- Molendy Location within Poland
- Coordinates: 51°30′38″N 21°36′17″E﻿ / ﻿51.51056°N 21.60472°E
- Country: Poland
- Voivodeship: Masovian
- Powiat: Kozienice
- Gmina: Garbatka-Letnisko
- Sołectwo: Molendy
- Established: 18th century

Government
- • Wójt: Tadeusz Molenda
- Population (2003): 225
- Time zone: UTC+1 (CET)
- • Summer (DST): UTC+2 (CEST)
- Postal code: 26-930
- Phone area code(s) (within Poland): 48 xxx xx xx
- Car plate(s): WKZ

= Molendy =

Molendy is a village in the administrative district of Gmina Garbatka-Letnisko, within Kozienice County, Masovian Voivodeship, in east-central Poland.

==History==
Village was founded at the end of the 18th century with a combination of rural Krępce and Wola Józefowska.

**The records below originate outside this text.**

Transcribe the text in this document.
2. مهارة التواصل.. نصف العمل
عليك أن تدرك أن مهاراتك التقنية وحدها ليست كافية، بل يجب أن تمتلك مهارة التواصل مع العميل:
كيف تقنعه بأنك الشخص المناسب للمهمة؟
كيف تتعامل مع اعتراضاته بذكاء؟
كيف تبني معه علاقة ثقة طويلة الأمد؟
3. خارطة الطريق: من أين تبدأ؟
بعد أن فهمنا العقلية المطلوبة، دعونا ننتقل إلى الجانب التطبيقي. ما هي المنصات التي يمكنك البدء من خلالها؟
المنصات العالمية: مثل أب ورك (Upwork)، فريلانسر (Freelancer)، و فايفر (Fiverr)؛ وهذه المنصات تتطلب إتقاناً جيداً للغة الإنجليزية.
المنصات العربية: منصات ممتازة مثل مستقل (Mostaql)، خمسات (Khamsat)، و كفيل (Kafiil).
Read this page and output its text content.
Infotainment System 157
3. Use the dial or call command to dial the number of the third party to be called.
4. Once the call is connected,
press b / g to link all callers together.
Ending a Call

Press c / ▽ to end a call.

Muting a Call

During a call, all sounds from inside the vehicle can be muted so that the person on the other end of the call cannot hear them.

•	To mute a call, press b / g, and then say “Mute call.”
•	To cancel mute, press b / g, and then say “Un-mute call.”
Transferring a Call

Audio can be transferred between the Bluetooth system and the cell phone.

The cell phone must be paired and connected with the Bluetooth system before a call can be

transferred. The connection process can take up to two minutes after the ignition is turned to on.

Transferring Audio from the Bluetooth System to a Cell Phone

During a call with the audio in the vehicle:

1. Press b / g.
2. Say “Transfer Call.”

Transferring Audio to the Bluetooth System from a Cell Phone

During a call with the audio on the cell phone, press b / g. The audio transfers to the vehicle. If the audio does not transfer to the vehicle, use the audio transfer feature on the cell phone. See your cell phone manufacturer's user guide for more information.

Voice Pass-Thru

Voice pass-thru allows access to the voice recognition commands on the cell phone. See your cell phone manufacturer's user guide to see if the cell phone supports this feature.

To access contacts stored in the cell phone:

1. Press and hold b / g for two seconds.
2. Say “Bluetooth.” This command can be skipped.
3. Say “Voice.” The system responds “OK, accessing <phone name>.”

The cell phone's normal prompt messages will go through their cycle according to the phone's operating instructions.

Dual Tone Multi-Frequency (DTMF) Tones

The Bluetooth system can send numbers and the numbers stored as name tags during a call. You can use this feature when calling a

On April 7, 1944 BCH and AK troops under the command of "Thomas" and "Gryf, in a village surrounded by prevailing German forces, began fierce battle to exit the lap. It was the biggest partisan battle in the whole circumference in Kozienice County during World War II. On July 22, 1944, the Nazis murdered 10 men in the village.